Note: I could not find a 'readily realisable investments' figure for 30 June 2009, so I have put this as zero. The company, has, however disclosed:
Subsequent to 30 June 2009, the Company has sought to mitigate this risk by reducing the portfolio of securities and investments that it holds by realising in excess of $136 million of its investments.So if we take the $12m remaining 'readily realisable investments' and assume that the realisations mentioned above came from 'readily realisable investments' then the figure as at 30 June 2009 could be as high as $148m, although probably $74m of this came from South Island Farm Holdings Limited. So the figure could be something like $74m as at 30 June 2009.
Given that the company had over $400m in cash on June 2008, this shows that the company's liquidity position and options have reduced remarkably, and it is presently running near the bottom of the tank.
What's happening?
- The company has used almost all of its prior charge security allowance of 7.5% of total assets, leaving it unable to gain more liquidity from this source.

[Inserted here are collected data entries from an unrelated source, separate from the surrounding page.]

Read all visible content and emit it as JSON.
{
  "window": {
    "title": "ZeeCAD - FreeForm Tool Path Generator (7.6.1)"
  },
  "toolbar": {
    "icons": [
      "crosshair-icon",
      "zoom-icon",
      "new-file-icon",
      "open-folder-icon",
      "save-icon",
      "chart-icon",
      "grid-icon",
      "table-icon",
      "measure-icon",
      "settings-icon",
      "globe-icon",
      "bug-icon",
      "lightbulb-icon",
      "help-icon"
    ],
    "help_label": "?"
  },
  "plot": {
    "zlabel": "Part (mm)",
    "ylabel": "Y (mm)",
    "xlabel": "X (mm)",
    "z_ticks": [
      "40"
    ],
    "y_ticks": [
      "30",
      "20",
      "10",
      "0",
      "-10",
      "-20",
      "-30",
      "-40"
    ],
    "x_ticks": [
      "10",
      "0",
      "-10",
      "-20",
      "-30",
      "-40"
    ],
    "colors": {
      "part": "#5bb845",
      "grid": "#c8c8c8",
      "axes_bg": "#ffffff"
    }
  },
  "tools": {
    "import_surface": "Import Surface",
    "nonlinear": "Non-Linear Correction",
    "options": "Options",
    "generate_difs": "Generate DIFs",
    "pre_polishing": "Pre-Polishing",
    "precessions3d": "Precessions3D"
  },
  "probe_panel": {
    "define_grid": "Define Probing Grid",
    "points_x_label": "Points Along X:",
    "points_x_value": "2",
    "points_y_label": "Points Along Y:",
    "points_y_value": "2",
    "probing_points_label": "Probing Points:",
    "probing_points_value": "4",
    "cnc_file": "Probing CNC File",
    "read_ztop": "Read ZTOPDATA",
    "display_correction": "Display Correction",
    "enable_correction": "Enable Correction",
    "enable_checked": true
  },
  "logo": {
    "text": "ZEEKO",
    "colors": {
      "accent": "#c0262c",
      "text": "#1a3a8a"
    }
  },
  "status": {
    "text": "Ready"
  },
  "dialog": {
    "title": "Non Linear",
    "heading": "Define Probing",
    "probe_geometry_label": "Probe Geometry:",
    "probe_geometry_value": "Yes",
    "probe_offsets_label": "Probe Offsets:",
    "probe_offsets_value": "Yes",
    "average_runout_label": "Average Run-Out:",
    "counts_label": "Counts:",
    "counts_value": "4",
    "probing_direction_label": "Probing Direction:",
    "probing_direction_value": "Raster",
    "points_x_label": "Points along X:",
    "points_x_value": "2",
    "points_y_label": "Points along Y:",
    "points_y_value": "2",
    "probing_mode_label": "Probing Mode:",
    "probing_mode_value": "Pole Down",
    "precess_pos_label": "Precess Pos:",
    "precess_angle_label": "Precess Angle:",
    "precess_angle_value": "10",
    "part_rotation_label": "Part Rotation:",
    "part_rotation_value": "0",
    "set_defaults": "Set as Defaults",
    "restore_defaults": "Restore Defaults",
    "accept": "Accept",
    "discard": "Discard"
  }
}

- The company has been realising its readily realisable investments, which is a good thing but this source of cash is running out too.
- The company has been paying off the US notes, and still has US$17.5m outstanding principal to pay off in the next 2 months.

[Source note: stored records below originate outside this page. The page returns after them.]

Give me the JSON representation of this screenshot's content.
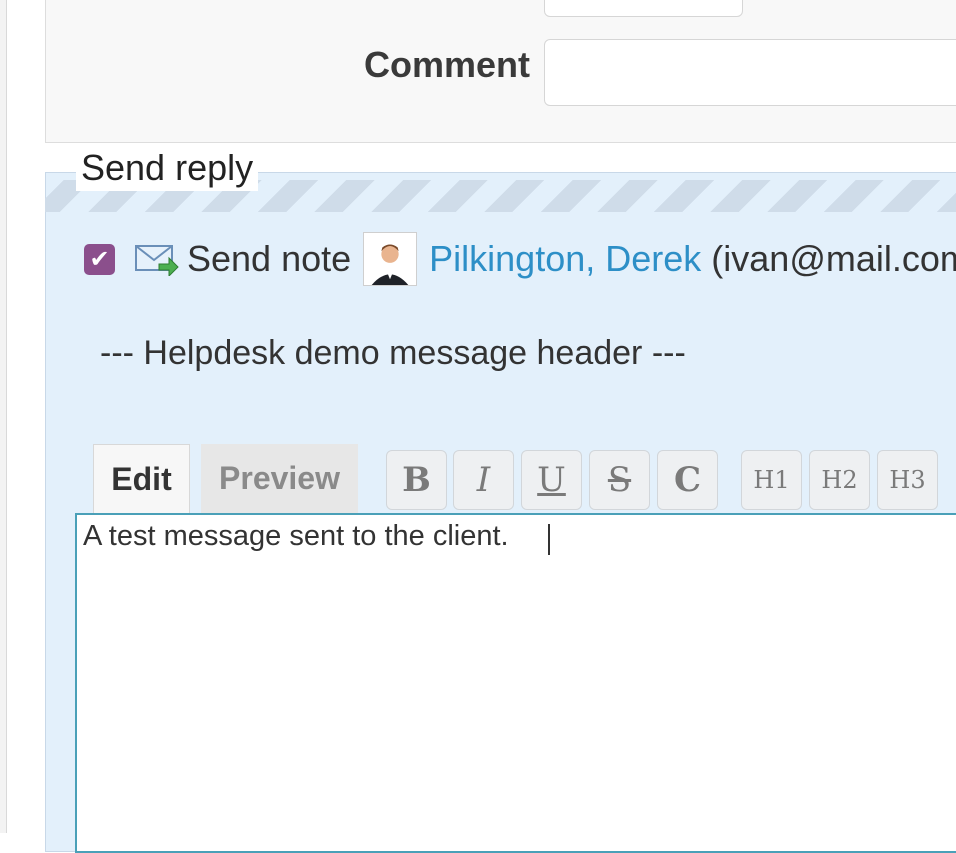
{
  "form": {
    "comment_label": "Comment",
    "comment_value": ""
  },
  "reply": {
    "legend": "Send reply",
    "checkbox_checked": true,
    "send_note_label": "Send note",
    "person_name": "Pilkington, Derek",
    "person_email": "(ivan@mail.com)",
    "message_header": "--- Helpdesk demo message header ---"
  },
  "editor": {
    "tabs": [
      {
        "label": "Edit",
        "active": true
      },
      {
        "label": "Preview",
        "active": false
      }
    ],
    "toolbar": [
      "B",
      "I",
      "U",
      "S",
      "C",
      "H1",
      "H2",
      "H3"
    ],
    "text": "A test message sent to the client."
  },
  "colors": {
    "accent": "#8b4f8c",
    "link": "#2d8fc7",
    "panel": "#e3f0fb",
    "editor_border": "#4aa0b8"
  }
}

- The company has had some cash ($26m) from Southbury Corporation raised via the convertible note it issued, guaranteed by SCF, secured by prior charge.
- The company has been raising funds from debenture holders, who rely on the government guarantee. This will cause cash flow problems around the expiry of the current guarantee.
- The company has been selling some assets such as shares in PGC and the ordinary shares in South Island Farm Holdings Limited, for cash.
- Overall it appears that the company has not reduced its loan book significantly in the last 7 and a bit months.
- "Our immediate concern is that South Canterbury Finance maintain higher liquidity, leading up to its recapitalisation plans; its failure to do so would likely to lead to the company being downgraded," S&P said see South Canterbury Finance BB+ rating affirmed i.e. the company is on track for a credit rating downgrade.
- The company's availability liquidity levels and options are reducing at the same time as it is building up a wall of liabilities maturing in Oct 2010 when the current guarantee scheme expires. This is a risky approach, but one that it has adopted due to lack of other options, absent a large capital raising to date. The longer it takes to raise significant amounts of capital, the more difficult it is to raise capital, retain its credit rating, and re-finance its debts.


3 comments:
The crunch will come as we get closer to the expiry of the retail guarantee. Even though they will try to stay in the extended scheme. The loan book will not repay as fast as the deposits mature.
The Governments moves around property and tax will only have a negative impact on the value of SCF property loan book, not a positive one.
I agree with your comment about the loan book not having reduced, this will ultimately create the liquidity crunch in my view, given that nothing has actually happened with any of Southbury assets etc other than talk.
You have to wonder why they have not been using the last year to squeeze as much cash from the loan book as they can. The management strategy here has been largely 'business as usual' during a very unusual period, and I've criticised them for this before.